Milliardengrab Digitalfunk: Bundeswehr-Projekt gefährdet Soldatenleben
Ein milliardenschweres Digitalisierungsvorhaben der Bundeswehr entwickelt sich zum teuren Debakel mit potenziell tödlichen Konsequenzen. Für das stockende Digitalfunk-Projekt „Digitalisierung Landbasierte Operationen“ (D-LBO) sind bereits mehr als zwei Milliarden Euro ausgegeben worden – obwohl die Technik bis heute nicht einsatzfähig ist.
Gefahr im Übungsbetrieb bereits real
Ein vertraulicher Testbericht, der lange unter Verschluss gehalten wurde, enthüllt erschreckende Details: Ende 2025 musste ein zweiter Einsatztest des Digitalfunks wegen schwerwiegender Fehler abgebrochen werden. Die Mängel der im November getesteten Version waren so gravierend, dass bereits im regulären Übungs- und Ausbildungsbetrieb mit umgerüsteten Kampfpanzern „Gefahr für Leib und Leben“ bestand.
Betroffen war insbesondere der einfache Sprechfunk zwischen Kampfpanzern, in welche die neue Technik erstmals eingebaut worden war – etwa in den modernen Leopard 2 A7V. Nach dem Einbau wurden plötzlich selbst einfache Funksprüche nicht mehr zuverlässig übertragen. Soldaten konnten nicht mehr erkennen, ob ihre Funksprüche überhaupt gesendet worden waren.

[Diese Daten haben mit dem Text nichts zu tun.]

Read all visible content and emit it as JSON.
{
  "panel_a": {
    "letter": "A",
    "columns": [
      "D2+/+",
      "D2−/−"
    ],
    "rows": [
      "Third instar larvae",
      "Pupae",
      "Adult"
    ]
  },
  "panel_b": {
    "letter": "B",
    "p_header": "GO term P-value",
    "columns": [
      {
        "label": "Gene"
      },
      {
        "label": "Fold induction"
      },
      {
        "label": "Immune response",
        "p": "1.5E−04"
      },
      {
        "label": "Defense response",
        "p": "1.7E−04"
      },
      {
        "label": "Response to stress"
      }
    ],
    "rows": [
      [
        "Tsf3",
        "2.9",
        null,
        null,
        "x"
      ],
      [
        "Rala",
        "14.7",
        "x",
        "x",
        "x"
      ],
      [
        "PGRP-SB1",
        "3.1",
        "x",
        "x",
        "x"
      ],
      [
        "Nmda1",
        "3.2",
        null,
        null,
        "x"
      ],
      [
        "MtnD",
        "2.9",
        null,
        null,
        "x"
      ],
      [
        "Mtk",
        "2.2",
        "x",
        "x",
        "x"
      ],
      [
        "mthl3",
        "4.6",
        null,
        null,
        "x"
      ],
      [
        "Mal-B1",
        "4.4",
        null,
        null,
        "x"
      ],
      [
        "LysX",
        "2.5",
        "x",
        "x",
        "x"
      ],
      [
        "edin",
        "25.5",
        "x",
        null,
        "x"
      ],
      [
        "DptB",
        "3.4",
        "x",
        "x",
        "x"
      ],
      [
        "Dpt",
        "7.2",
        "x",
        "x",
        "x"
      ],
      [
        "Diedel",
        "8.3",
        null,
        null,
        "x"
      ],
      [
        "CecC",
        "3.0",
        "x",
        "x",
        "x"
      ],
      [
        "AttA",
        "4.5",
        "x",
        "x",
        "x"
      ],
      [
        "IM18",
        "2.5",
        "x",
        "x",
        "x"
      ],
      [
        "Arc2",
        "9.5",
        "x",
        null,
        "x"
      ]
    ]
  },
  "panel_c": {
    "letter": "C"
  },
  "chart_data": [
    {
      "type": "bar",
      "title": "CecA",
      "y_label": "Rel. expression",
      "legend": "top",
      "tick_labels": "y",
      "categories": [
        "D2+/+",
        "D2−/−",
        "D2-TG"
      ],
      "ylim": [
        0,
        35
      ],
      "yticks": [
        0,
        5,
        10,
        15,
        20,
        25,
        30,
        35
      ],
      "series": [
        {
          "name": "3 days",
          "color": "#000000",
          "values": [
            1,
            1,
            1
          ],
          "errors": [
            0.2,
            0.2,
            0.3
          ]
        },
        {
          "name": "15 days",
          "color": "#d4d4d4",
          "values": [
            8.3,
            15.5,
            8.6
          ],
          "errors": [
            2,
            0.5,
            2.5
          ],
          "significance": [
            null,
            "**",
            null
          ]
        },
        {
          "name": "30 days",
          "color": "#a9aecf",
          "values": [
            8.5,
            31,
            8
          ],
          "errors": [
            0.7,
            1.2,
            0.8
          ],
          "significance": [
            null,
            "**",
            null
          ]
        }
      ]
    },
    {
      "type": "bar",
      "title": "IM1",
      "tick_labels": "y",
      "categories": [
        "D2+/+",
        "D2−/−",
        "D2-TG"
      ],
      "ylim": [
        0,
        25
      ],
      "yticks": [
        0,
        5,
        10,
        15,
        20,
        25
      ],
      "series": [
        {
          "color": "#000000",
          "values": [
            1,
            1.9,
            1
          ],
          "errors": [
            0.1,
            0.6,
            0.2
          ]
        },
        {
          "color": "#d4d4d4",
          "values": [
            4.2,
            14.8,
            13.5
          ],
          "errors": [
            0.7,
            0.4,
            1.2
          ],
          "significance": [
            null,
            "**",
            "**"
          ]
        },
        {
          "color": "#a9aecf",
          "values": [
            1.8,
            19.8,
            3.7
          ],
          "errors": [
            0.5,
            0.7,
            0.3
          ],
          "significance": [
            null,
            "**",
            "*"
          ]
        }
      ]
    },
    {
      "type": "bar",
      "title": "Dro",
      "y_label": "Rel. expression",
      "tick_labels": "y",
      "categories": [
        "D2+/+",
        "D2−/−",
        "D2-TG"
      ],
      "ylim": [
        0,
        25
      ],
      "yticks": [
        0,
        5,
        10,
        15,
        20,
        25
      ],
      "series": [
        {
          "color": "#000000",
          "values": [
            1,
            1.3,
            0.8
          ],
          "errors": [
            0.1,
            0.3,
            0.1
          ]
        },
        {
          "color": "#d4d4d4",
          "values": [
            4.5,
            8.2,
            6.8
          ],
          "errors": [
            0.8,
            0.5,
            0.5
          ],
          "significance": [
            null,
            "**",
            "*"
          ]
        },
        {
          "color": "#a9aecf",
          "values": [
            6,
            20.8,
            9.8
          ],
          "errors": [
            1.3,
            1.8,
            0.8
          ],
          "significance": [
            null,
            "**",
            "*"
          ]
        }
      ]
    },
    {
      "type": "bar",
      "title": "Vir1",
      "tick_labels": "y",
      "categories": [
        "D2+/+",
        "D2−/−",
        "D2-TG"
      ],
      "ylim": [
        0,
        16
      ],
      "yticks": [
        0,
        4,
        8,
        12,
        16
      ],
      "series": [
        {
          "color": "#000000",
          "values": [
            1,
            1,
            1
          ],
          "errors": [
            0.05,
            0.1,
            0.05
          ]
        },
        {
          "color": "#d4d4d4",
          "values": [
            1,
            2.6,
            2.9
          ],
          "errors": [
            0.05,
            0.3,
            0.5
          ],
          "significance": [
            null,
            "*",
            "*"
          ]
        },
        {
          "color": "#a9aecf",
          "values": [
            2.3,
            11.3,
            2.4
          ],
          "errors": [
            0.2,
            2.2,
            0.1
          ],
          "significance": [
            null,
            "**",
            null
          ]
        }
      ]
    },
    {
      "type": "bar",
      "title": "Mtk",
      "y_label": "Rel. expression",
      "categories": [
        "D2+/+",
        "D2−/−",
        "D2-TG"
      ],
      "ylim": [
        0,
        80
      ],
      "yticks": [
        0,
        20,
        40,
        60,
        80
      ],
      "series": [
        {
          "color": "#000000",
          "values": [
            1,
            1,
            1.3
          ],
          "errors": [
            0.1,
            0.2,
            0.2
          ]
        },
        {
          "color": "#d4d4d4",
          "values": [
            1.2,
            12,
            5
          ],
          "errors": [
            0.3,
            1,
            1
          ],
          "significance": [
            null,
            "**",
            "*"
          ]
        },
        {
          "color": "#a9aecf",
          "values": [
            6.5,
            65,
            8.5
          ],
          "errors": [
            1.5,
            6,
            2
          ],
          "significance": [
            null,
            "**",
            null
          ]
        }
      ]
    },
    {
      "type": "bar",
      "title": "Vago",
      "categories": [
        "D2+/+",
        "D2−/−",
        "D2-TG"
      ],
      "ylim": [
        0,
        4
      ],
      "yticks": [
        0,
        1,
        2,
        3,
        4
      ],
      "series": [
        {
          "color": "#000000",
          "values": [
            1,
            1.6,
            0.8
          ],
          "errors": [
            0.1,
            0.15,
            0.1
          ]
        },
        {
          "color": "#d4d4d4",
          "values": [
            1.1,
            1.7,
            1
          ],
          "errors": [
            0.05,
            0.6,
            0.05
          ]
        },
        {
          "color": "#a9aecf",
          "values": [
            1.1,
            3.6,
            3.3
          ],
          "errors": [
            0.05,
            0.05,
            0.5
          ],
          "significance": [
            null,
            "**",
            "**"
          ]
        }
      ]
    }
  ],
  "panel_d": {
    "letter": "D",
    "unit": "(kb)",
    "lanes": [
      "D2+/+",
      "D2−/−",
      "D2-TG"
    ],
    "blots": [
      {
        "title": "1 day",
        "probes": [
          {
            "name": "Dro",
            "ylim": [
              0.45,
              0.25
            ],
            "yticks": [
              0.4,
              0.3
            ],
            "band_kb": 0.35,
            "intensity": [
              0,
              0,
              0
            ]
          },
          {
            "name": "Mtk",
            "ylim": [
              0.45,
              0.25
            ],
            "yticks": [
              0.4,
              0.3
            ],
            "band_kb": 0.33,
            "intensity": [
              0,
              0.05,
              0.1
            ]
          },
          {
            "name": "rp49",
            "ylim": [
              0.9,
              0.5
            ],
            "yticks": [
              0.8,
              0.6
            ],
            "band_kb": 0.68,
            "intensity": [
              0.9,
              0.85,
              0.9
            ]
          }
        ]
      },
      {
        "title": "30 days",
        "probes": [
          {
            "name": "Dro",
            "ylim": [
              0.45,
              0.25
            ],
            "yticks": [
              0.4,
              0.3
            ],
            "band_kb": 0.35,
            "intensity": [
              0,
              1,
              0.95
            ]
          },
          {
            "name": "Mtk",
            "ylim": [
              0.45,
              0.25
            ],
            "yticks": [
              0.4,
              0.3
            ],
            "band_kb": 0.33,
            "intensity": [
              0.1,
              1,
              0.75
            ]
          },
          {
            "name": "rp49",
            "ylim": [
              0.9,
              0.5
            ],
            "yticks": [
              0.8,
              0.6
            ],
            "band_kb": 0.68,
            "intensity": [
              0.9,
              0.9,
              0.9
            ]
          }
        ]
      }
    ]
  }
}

Lebensgefahr durch Kommunikationsausfall
Im Testurteil wird deutlich gemacht: Ein Befehl zum sofortigen Feuerstopp („Stopfen“) könne nicht mehr verlässlich gegeben werden. Diese Kommunikationslücke bedeutet im Ernstfall Lebensgefahr für die beteiligten Soldaten. Das Verteidigungsministerium bestätigte in einem Schreiben an den Bundestag die bisherigen Ausgaben von etwa 1,749 Milliarden Euro, zuzüglich weiterer 299 Millionen Euro für flankierende Maßnahmen.
Kritik an Strukturen und Mittelverwendung
Marie-Agnes Strack-Zimmermann, Vorsitzende des Verteidigungsausschusses im Europaparlament, übt scharfe Kritik am Umgang mit den Mitteln: „Zwar stünden durch das Sondervermögen erhebliche Mittel zur Verfügung, doch die veralteten Strukturen bestünden fort.“ Sie fügt hinzu: „Das sei aber noch schlimmer, weil offensichtlich jetzt ohne wirksame Planung und Kontrolle das Sondervermögen, für das sich die Bundesregierung auf Kosten der Jungen hoch verschuldet hat, zum Fenster rausgeschmissen wird.“
Komplexes Rüstungsvorhaben mit vielen Komponenten
Das D-LBO-Projekt gilt als eines der komplexesten Rüstungsvorhaben der Bundeswehr. Ziel ist die digitale Vernetzung von Soldaten, Fahrzeugen und Gefechtsständen für ein modernes Gefechtsmanagement. Neben Funkgeräten umfasst das Projekt:
- Eine europäische Wellenform („Essor“)
- Die Anbindung an Mobilfunknetze
- Verschiedene Funksysteme für unterschiedliche Fahrzeugtypen
Doch trotz der milliardenschweren Investitionen bleibt die Kernfunktion – die zuverlässige Kommunikation zwischen Soldaten und Fahrzeugen – bis heute ungelöst. Das Projekt entwickelt sich damit zu einem teuren Symbol für die strukturellen Probleme in der deutschen Rüstungsbeschaffung.